• Role: Technical Support Analyst
  • Location: Leeds
  • University: Leeds
  • Degree: BSc Chemistry
  • Organisation: Barnett Waddingham

Bhavna Baines

I am a technical support analyst in Barnett Waddingham’s Leeds office – one of seven regional offices serving our national pension administration practice. My role includes providing technical support to the administration teams across the practice, maintaining and developing the administration department’s controls and procedures and delivering internal audit..

Why pensions?

Why indeed? I started my working life as a Research and Development Chemist after graduating from Leeds University with a degree in chemistry, but I’ve always been interested in finance and how money makes the world go around.

Investments and tracking the stock markets was a hobby of mine a long time ago whilst designing coatings for digital printing plates and, when I was made redundant, it seemed like a good avenue to follow using the self-taught knowledge I already held. Saying I ‘know a bit about finance and investments’ wasn’t going to get my foot too far through the financial services door though – I needed the ‘bit of paper’ that proved I did.

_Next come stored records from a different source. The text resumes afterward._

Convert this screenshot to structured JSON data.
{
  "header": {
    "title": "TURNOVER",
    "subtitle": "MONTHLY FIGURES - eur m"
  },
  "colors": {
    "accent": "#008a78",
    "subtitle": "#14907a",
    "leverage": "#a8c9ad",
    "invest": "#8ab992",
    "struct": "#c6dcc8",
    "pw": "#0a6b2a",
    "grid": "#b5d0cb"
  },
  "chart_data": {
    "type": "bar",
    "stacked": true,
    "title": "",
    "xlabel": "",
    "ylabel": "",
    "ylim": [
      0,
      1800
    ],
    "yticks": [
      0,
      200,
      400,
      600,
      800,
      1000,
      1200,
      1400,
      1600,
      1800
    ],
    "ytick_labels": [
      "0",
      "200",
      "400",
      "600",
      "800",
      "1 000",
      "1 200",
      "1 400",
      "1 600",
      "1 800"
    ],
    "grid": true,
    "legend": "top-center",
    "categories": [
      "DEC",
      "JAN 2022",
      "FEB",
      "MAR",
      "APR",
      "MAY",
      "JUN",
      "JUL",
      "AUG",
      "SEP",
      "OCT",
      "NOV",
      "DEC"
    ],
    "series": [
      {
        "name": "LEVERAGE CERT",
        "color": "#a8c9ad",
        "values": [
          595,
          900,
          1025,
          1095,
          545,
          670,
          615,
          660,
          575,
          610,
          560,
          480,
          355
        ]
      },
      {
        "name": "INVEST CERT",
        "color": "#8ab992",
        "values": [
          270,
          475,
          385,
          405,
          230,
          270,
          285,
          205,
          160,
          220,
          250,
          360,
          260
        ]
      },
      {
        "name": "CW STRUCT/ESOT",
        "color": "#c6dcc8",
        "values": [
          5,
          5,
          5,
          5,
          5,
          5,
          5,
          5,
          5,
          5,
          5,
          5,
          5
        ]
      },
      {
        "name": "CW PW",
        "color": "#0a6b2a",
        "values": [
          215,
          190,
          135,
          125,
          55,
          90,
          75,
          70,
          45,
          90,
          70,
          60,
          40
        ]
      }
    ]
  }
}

What are your pension qualifications?

I studied to obtain what was then known as the Financial Planning Certificate and obtained a position at a pensions and actuarial company, where I learned the ropes in the continually changing world of administrating occupational pension schemes. Having progressed to a senior pension administrator role, I then joined Barnett Waddingham as a technical specialist in 2008. Since then I’ve been lucky enough to be able to build my own role to suit the needs of the business.

You need to keep your skills pretty current in pension administration. The Qualification in Pension Administration (QPA) taught me the mechanics of working with member benefits and I then studied for a further three years to obtain the Advanced Diploma in Retirement Provision (ADRP). I’ve also recently obtained the Diploma in Regulated Retirement Advice (DRRA), a new PMI qualification geared towards the Retail Distribution Review (RDR) regime.

What are the key skills of the job?

The skills of a chemist and those required for a technical support analyst aren’t so very different – a good grasp of maths, logic, analytical and diagnostic skills are all key.

What is your ‘typical’ day like?

On any given day my role might involve:

  • Translating the continual changes in legislation into practical procedures.
  • Understanding complex scheme rules and legislation and interpreting them for others.
  • Answering technical queries for people within the firm across all offices.
  • Investigating historic benefits.
  • Performing and checking complex calculations.
  • Testing system calculations

What are the biggest challenges you face?

A lot of my work centres on governance and the internal control environment – which to most people is exactly the same as saying ‘a lot of my work centres on blah, blah, blah…’. Convincing people (clients, colleagues, people at bus stops etc.) that internal controls are there for a reason, and the reason is NOT to satisfy the auditor is an on-going battle. We strive to develop processes with the right balance between control and efficiency – not to please an auditor, but to mitigate risk and to promote quality in our work. Trying to explain that our AAF 01/06 report simply describes what we do, and that we can change it if we want to (as long as the control objectives are still met) can be a hard sell at times. Perseverance will prevail!

What do you enjoy most about your job?

The forensic element – being a sleuth, fathoming out answers to complex technical queries requiring research and perseverance. Given the lifespan of a pension scheme, my job can involve a great deal of investigating – piecing together what has occurred and why and what a member is really entitled to many years down the line from when pension calculations were done on the back of a cigarette packet and calculators consisted of ten fingers and ten toes!

What are your hopes for the future?

Other than a lottery win and a life of luxury I’m already exactly where I would want to be – working for a fantastic and growing firm and doing a job I love!